Baca Juga: Dilan 1997: Kisah tentang Kuba, ITB-Unpad, Cika-Lia, dan Reformasi
Pulang menemui Lia, Dilan dapat masalah. Motor CB 100 Gelatiknya diinjak orang tak dikenal dari belakang hingga terjatuh. Dan Dilan dipukuli oleh empat orang. Rupanya persoalan ketika Dilan malam-malam mengantar Hanna, teman main band-nya, berbuntut panjang. Pacar Hanna cemburu dan mengenali motor CB 100 Gelatik yang dipakai Dilan. Permasalahan ini berujung di kantor polisi. Sebab, Bona, juniornya Dilan di geng motor, membalaskan perlakuan empat orang pengeroyok Dilan setelah dia mendapat kabar bahwa Dilan diserang oleh empat orang tak dikenal itu.

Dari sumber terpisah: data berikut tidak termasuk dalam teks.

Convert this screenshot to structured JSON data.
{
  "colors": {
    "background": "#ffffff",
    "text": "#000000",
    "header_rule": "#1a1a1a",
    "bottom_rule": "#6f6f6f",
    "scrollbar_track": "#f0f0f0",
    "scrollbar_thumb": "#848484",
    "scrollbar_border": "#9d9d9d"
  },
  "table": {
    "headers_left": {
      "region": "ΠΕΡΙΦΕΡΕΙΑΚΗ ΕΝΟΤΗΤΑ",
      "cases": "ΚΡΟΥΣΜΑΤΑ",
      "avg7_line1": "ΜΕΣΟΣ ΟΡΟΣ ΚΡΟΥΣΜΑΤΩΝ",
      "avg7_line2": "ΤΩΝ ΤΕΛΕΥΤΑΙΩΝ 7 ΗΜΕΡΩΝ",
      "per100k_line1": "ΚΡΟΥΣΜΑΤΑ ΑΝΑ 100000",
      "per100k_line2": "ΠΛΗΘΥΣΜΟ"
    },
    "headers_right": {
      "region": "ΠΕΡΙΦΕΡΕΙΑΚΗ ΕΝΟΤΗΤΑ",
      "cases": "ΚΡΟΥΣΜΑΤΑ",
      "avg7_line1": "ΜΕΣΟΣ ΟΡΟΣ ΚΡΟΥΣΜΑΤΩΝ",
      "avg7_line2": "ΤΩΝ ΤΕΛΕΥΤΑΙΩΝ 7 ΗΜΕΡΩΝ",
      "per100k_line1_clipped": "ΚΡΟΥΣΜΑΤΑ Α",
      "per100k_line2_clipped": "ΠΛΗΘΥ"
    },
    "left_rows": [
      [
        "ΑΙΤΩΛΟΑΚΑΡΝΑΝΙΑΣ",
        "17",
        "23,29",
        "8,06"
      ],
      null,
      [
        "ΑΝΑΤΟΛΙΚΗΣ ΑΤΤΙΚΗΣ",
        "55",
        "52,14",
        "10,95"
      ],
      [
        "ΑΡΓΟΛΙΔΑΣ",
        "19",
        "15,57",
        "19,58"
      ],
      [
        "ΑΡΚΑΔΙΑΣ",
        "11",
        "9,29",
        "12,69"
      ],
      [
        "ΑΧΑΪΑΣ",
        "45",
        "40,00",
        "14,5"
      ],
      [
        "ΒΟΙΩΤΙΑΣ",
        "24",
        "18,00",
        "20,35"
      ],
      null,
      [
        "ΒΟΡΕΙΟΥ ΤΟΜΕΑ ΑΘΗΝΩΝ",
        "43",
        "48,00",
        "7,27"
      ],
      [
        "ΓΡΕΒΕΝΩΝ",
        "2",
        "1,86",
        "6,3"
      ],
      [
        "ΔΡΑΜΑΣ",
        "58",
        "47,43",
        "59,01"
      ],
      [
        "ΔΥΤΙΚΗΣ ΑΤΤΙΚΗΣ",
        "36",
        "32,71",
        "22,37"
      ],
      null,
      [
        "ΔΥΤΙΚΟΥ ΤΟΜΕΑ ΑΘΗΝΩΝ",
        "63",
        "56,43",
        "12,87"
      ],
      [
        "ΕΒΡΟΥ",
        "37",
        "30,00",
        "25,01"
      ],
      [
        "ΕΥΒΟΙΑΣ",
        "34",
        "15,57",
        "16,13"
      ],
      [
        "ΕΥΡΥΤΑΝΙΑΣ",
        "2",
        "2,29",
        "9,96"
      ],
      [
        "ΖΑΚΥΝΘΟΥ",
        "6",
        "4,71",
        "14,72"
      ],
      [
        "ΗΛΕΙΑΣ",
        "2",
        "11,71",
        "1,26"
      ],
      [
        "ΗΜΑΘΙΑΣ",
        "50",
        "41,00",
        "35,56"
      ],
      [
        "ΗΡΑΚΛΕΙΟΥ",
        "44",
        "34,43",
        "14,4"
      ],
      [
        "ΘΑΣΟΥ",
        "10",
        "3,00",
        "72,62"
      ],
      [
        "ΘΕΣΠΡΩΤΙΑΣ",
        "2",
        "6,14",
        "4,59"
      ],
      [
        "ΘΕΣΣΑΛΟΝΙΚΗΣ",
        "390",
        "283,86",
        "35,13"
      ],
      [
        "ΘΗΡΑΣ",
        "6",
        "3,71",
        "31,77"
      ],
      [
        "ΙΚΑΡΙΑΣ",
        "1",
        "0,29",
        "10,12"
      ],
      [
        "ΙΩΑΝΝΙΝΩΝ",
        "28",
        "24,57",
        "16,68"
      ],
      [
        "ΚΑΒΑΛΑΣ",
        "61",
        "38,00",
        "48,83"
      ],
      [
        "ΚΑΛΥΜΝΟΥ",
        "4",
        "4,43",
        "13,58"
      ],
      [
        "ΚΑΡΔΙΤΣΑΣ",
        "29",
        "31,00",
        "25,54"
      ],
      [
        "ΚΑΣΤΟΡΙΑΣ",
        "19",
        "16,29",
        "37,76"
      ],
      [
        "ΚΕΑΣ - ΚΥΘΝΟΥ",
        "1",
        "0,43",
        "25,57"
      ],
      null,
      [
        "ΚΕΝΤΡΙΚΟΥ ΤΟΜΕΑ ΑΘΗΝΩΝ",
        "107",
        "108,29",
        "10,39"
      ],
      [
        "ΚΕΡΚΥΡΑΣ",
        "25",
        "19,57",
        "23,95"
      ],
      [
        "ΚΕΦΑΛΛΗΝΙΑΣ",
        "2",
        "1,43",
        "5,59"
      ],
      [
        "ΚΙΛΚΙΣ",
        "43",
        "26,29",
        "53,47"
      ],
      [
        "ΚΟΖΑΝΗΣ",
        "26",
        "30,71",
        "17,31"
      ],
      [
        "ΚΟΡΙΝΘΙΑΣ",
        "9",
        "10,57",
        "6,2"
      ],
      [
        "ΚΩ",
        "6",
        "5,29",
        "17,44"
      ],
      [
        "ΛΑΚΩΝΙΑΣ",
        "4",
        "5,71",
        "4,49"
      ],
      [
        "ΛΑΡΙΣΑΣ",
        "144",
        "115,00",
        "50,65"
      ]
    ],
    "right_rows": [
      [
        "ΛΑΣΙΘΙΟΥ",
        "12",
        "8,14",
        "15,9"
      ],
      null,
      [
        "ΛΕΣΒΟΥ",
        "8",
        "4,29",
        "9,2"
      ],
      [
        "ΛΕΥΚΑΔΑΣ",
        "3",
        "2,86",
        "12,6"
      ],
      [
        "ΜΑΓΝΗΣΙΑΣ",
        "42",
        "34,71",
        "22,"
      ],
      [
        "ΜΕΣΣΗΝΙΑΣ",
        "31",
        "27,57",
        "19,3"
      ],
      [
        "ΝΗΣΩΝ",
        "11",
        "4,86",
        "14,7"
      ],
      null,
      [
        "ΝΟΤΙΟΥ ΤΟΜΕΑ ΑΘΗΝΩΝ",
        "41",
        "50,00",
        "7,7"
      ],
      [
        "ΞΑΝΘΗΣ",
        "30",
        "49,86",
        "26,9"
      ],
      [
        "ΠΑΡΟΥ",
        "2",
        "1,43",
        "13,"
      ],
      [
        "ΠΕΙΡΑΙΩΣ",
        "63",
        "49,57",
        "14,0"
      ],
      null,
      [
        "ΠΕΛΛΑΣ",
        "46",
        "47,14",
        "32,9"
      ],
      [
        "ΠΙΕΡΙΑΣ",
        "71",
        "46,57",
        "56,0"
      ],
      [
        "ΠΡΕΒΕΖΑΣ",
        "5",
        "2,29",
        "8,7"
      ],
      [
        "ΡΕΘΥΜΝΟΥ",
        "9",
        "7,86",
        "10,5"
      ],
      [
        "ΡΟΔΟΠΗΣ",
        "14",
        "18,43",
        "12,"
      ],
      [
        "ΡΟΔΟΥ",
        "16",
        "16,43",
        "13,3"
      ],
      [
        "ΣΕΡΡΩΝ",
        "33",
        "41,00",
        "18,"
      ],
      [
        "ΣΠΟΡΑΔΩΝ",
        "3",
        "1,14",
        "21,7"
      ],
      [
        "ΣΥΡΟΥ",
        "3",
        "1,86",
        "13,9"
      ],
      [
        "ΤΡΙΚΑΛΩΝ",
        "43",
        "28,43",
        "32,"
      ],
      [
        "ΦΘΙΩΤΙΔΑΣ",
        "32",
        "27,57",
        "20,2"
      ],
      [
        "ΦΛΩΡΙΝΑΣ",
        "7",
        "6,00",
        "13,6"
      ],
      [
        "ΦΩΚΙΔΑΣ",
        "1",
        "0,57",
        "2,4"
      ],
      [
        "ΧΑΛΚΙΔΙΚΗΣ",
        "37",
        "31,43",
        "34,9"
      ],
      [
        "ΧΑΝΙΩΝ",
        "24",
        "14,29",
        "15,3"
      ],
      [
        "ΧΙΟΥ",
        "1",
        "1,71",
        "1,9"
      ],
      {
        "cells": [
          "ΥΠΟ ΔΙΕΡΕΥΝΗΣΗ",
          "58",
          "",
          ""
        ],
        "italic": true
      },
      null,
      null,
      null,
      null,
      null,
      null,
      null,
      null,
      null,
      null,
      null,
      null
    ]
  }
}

Motor CB 100 Gelatik yang penuh sejarah itu akhirnya dijual Dilan. Berat memang. Sebab, bagi Dilan, motor itu merupakan saksi perjalanan panjang dari cinta remajanya dengan Lia yang berakhir di SMA, hingga cinta yang ia perjuangkan di bangku kuliah bersama Cika. Jika bersama Lia motor CB 100 itu menjadi saksi masa remajanya yang penuh gejolak, maka bersama Cika motor itu menjadi saksi mata masa muda Dilan yang lebih matang penuh harapan dan mengarah ke masa depan.